7:52. I text the principal that we’re heading out the door, and sorry we’re late but we’re in the car.
7:53. I back out of the garage, have trouble turning my steering wheel, and…
Yes, folks, that is a very flat tire. And I am even more pissed about it because…
Yep. I’m the dumbass who bragged to the Facebook gods that I had paid off my car. To celebrate and to make sure my car would make it to Tennessee to visit our families in March, Jeff bought me a new set of tires…on Wednesday. That’s right, people. This brand new tire had been on my car for less than 18 hours.
7:58. Kids in car, car parked in the middle of the cul-de-sac with flat tire, and I call Jeff, who’s clearly expecting an apology for this morning’s tiff but instead is greeted with the joyful news that my brand new tire is toast. Flag down neighbors on the way to elementary school so Sarah won’t be late. Text principal picture of flat tire.
8:15. Next door neighbor attempts to change tire, but we can’t figure out how to get the spare out. Jeff drives up and shakes his head. “What did you do, Carrie?” Yep, gonna go with not the way to begin this conversation. “Let’s see. I drove the car home yesterday from the tire place, parked it in our garage, and when I put the kids in to drive to school, the tire was flat.”
8:20. Jeff hooks our little air compressor to the cigarette lighter in my car, and we wait for the tire to air up. “Just go on, Carrie. I can handle this. Just go on to school.” I’m a little worried. His plan is to drive the car with the air compressor in the car with him so he can air up on the 3-mile drive if he needs to.

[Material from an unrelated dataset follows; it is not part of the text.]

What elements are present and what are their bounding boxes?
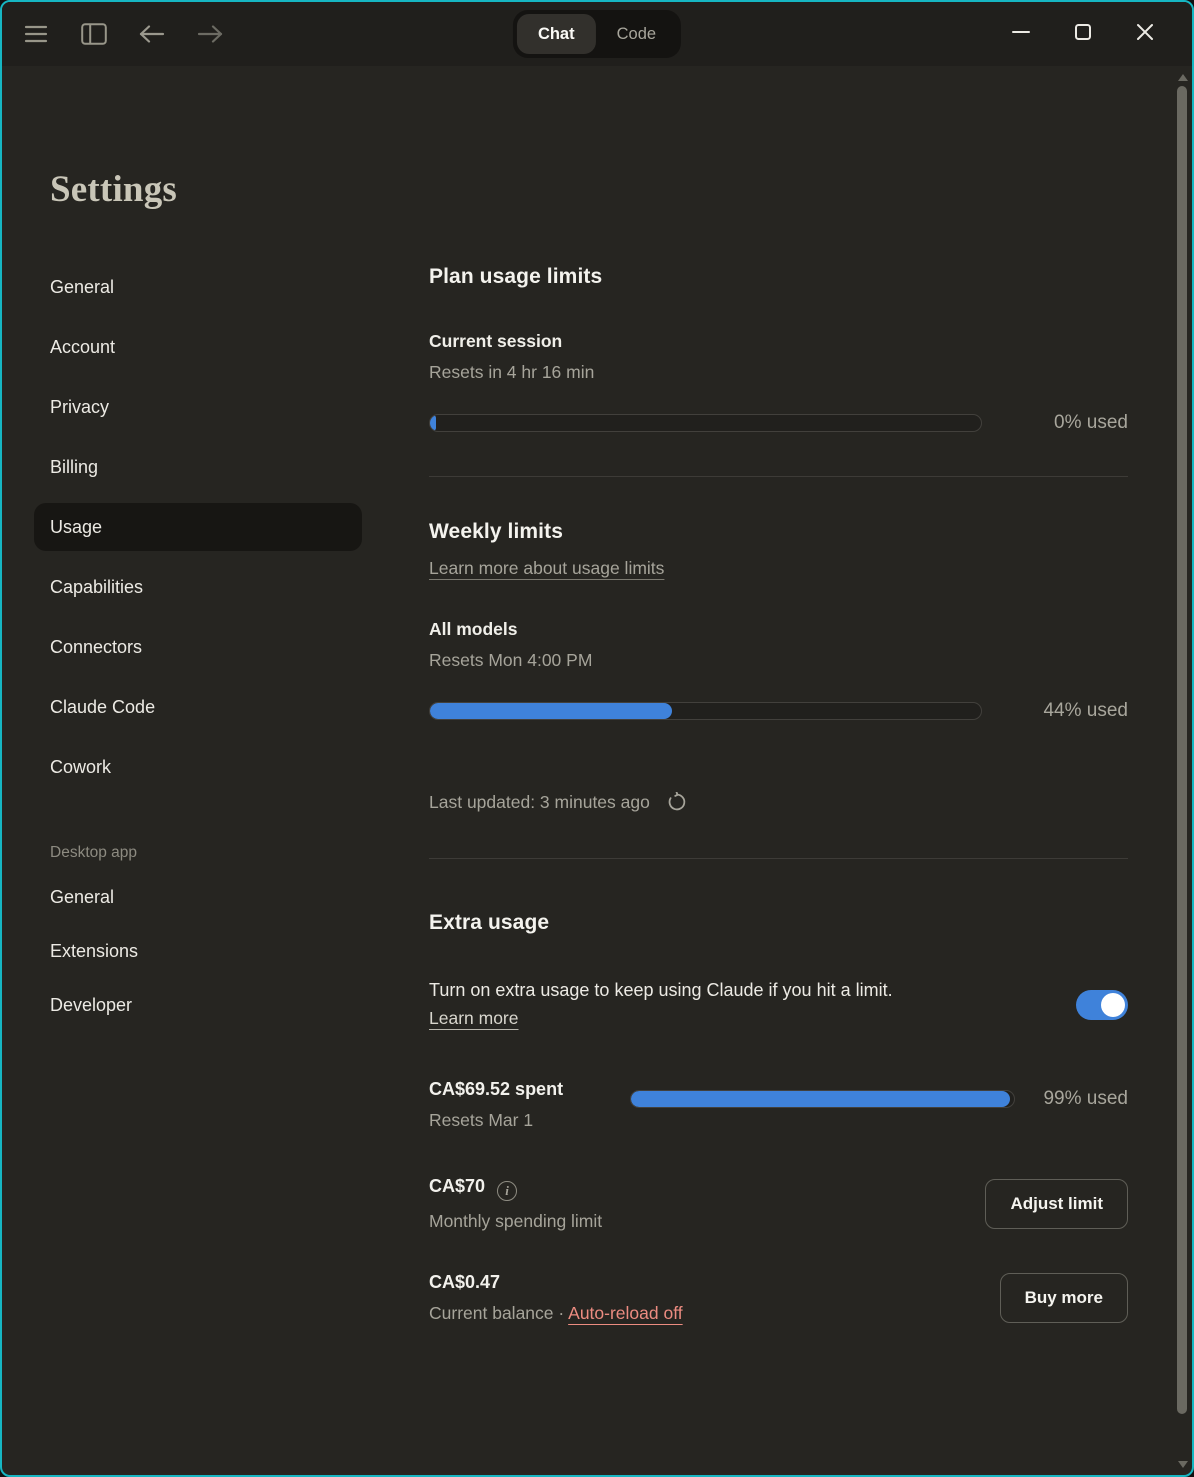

8:40. Tire is finally aired up, and we jump in the cars. I’m taking Jeff’s car to the school, and he is taking mine to the tire place. Except…my car won’t start. The air compressor has stripped it of any mojo it had left. Jeff yells and bangs his forehead on the steering wheel.
8:45. We use Jeff’s car to jump my car, and we are finally off.
If there is a lesson in all this, I’m not sure what it is. Perhaps if the universe is telling you to get back in bed, maybe you should listen. Or…don’t piss off the morning mojo gods…they are way more powerful than we are.
PS–The tire was defective, so we got a new one for free. BUT we got to buy a new car battery. Yay!!